Prerequisites for connecting the Data Catalog to the Hive metastore - Amazon Lake Formation
Services or capabilities described in Amazon Web Services documentation might vary by Region. To see the differences applicable to the China Regions, see Getting Started with Amazon Web Services in China (PDF).

Prerequisites for connecting the Data Catalog to the Hive metastore

To connect the Amazon Glue Data Catalog to an external Apache Hive metastore and set up data access permissions, you need to complete the following requirements:

Note

We recommend that a Lake Formation administrator deploys the Amazon SAM application, and only a privileged user uses the Hive metastore connection to create the corresponding federated databases.

  1. Create IAM roles.
    To deploy the Amazon SAM application
    • Create a role that has the necessary permissions for deploying resources (Lambda function, Amazon API Gateway, IAM role, and the Amazon Glue connection) required to create a connection to the Hive metastore.

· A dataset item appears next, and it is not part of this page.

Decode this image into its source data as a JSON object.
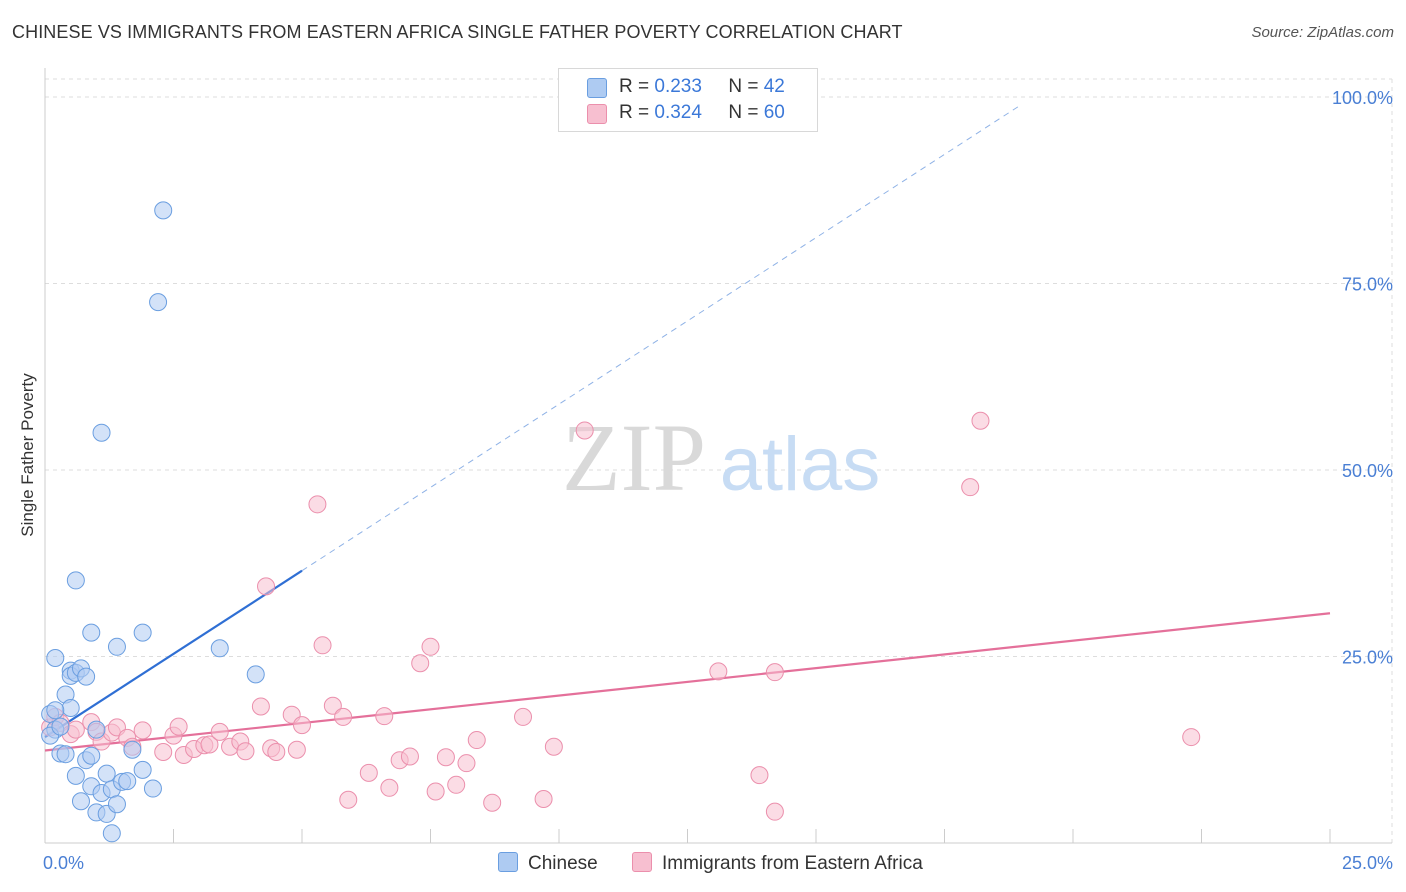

    To create federated databases

    The following permissions are required on resources:

    • glue:CreateDatabase on resource arn:aws:glue:region:account-id:database/gluedatabasename

    • glue:PassConnection on resource arn:aws:glue:region:account-id:connection/hms_connection

  2. Register the Amazon S3 location with Lake Formation.

    To use Lake Formation to manage and secure the data in your data lake, you must register the Amazon S3 location that has the data for tables in the Hive metastore with Lake Formation. By doing so, Lake Formation can vend credentials to Amazon analytical services such as Athena, Redshift Spectrum, and Amazon EMR.

    For more information on registering an Amazon S3 location, see Adding an Amazon S3 location to your data lake.

    When you register the Amazon S3 location, select the Enable Data Catalog Federation check box to allow Lake Formation to assume a role to access tables in a federated database.

    For more information about registering a data location with Lake Formation, see Configure an Amazon S3 location for your data lake.

  3. Use the correct Amazon EMR version.

    To use Amazon EMR with the federated Hive metastore databases, you need to have Hive version 3.x or higher and Amazon EMR version 6.x or higher.